Pitt Professor to Be Named Distinguished Daughter Of Pennsylvania

Toni Carbo will be honored by Governor, First Lady in ceremony
Contact:  412-624-4147

PITTSBURGH—Toni Carbo, professor of information sciences and public and international affairs at the University of Pittsburgh, will be honored as a Distinguished Daughter of Pennsylvania by Governor Edward G. Rendell and Judge Marjorie O. Rendell, First Lady of the Commonwealth, in a ceremony at the Governor's Residence in Harrisburg.

Carbo's achievements, and those of this year's six other honorees, will be highlighted at the Distinguished Daughters of Pennsylvania's 57th Annual Presentation Luncheon Oct. 20. Carbo was nominated for the honor by the Women's Association of the University of Pittsburgh.

"The Governor and I are pleased to host these distinguished women and commend them for their leadership and contribution to the Commonwealth," said Judge Rendell. "These seven women are committed to issues of importance in Pennsylvania, and their accomplishments and awareness will shape the future of our state."

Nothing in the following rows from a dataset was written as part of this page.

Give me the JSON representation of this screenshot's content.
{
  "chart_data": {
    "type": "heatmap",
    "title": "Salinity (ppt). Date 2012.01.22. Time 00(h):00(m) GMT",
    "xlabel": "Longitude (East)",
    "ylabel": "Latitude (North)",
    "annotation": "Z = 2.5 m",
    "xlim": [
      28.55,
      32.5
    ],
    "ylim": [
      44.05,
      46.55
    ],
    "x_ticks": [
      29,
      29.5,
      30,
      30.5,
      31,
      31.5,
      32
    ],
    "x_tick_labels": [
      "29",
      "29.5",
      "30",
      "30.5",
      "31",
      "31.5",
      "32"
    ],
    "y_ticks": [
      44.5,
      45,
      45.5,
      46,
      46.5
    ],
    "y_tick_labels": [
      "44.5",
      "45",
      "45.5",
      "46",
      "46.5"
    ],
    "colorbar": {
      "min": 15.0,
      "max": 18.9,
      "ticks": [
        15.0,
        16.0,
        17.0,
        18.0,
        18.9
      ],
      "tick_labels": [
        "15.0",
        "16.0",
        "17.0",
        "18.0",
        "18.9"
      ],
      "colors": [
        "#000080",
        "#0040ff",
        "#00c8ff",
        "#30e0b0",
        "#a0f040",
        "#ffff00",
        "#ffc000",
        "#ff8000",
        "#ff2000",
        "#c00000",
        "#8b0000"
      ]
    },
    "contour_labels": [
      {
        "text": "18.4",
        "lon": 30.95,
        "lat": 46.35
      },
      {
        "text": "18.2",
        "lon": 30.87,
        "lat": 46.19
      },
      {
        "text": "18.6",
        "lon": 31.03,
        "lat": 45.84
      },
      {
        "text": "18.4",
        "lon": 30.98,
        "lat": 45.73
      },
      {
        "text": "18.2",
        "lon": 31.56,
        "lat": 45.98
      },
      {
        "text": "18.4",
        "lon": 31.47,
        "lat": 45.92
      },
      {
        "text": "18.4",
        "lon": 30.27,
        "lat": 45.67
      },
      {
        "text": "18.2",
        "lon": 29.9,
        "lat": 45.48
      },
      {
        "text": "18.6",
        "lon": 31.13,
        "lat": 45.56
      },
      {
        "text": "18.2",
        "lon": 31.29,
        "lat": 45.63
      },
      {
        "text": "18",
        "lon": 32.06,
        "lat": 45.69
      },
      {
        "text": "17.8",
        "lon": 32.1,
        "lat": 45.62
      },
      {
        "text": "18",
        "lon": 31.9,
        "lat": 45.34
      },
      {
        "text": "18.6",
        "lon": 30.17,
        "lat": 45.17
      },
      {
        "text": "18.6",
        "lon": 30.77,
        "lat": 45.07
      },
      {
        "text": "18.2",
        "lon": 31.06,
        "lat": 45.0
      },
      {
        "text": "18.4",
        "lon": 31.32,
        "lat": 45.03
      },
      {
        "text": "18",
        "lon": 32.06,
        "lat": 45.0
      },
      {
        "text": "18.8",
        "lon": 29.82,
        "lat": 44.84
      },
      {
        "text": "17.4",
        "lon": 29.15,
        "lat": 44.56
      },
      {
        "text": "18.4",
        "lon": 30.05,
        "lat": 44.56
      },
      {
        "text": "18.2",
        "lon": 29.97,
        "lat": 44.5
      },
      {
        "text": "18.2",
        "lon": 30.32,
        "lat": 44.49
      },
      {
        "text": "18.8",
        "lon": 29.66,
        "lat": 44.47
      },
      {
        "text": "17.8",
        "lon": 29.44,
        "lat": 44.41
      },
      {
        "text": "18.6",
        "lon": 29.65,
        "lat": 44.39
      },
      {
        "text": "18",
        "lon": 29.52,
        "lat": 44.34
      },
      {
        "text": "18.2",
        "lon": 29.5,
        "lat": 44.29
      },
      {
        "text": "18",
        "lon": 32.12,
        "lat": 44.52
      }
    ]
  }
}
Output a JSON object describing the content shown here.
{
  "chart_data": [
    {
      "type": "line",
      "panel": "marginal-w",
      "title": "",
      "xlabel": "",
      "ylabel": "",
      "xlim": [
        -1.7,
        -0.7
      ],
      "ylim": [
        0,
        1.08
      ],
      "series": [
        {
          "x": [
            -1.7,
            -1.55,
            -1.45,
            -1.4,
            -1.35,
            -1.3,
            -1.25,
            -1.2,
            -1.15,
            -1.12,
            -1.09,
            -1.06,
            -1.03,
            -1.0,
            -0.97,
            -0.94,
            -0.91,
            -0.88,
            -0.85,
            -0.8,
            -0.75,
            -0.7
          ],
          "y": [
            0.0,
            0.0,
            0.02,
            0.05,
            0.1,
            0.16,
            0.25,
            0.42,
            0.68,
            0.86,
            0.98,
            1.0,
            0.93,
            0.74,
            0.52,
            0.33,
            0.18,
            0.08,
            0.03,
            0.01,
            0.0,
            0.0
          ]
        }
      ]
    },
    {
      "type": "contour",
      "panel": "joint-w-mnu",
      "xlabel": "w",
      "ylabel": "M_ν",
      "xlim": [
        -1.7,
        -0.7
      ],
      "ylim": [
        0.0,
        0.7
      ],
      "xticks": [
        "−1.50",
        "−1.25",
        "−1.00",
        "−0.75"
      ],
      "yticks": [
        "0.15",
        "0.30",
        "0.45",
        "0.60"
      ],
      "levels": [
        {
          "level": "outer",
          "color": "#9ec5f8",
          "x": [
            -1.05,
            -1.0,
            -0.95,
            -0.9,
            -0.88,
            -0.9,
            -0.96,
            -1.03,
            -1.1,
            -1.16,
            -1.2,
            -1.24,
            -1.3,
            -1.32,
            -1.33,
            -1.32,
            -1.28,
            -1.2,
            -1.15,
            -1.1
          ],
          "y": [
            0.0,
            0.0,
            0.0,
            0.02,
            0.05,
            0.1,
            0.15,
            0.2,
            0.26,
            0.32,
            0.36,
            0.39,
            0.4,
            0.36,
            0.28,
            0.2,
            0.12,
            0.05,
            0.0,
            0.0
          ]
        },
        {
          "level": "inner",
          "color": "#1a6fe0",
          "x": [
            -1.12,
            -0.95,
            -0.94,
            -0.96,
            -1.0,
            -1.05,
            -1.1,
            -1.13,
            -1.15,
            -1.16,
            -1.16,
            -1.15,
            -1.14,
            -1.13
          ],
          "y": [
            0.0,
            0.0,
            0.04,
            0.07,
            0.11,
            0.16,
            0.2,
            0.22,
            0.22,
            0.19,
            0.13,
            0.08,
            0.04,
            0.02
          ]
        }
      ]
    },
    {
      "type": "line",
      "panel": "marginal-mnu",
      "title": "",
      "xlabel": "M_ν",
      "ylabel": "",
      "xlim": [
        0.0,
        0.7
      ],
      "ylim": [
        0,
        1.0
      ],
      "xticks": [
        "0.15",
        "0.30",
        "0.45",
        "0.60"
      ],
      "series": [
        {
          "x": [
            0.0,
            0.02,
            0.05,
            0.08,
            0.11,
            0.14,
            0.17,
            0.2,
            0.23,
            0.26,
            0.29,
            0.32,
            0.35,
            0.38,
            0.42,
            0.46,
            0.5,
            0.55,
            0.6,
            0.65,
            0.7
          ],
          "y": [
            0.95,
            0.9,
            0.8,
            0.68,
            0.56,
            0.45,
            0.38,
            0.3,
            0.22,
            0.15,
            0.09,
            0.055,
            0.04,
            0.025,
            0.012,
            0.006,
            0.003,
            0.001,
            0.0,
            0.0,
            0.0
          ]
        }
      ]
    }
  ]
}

Carbo was dean of Pitt's School of Information Sciences from 1986 to 2002. She has served as executive director of the U.S. National Commission on Libraries and Information Sciences during the Reagan Administration, as executive director of the National Federation of Abstracting and Indexing Services in Philadelphia, as a consultant to the Institution of Electrical Engineers in London, England, and in several other positions in the library and information sciences field. She was also a Madison Council Fellow in Library and Information Science of the Library of Congress.

Carbo has served on the jury of the Heinz Awards for Technology, Economy, and Employment, and is currently on the boards of Three Rivers Connect and of the Center for Democracy and Technology. She was appointed by the Clinton Administration to the U.S. National Information Infrastructure Advisory Committee. She is on the American Library Association Honor Roll and has received the Distinguished Service Award from the Pennsylvania Library Association and the 100

Most Distinguished Alumni Award from Drexel University, where she earned the master's degree in library and information science and the Ph.D. degree in management of information resources. Her undergraduate degree in English literature is from Brown University, and she is a fellow of several organizations.

To be considered for Distinguished Daughter selection, women must be nominated by organizations within the Commonwealth for accomplishments of statewide or national importance. The Distinguished Daughters are honored with medals and citations at the Governor's Residence. This year, the First Lady, herself a Distinguished Daughter in 1999, will present the awards. Joanne W. Boyle, president of the Distinguished Daughters of Pennsylvania, will preside over two days of activities in Harrisburg.

In 1948, Governor John H. Duff was approached by a group of influential women suggesting that outstanding women throughout Pennsylvania be recognized for their leadership and contributions to the state. Plans were soon undertaken to honor those Pennsylvania women who have given distinguished service through their professional careers and/or volunteer service. The Commonwealth began honoring these women as Distinguished Daughters of Pennsylvania in 1949. To date, 410 women have been so honored.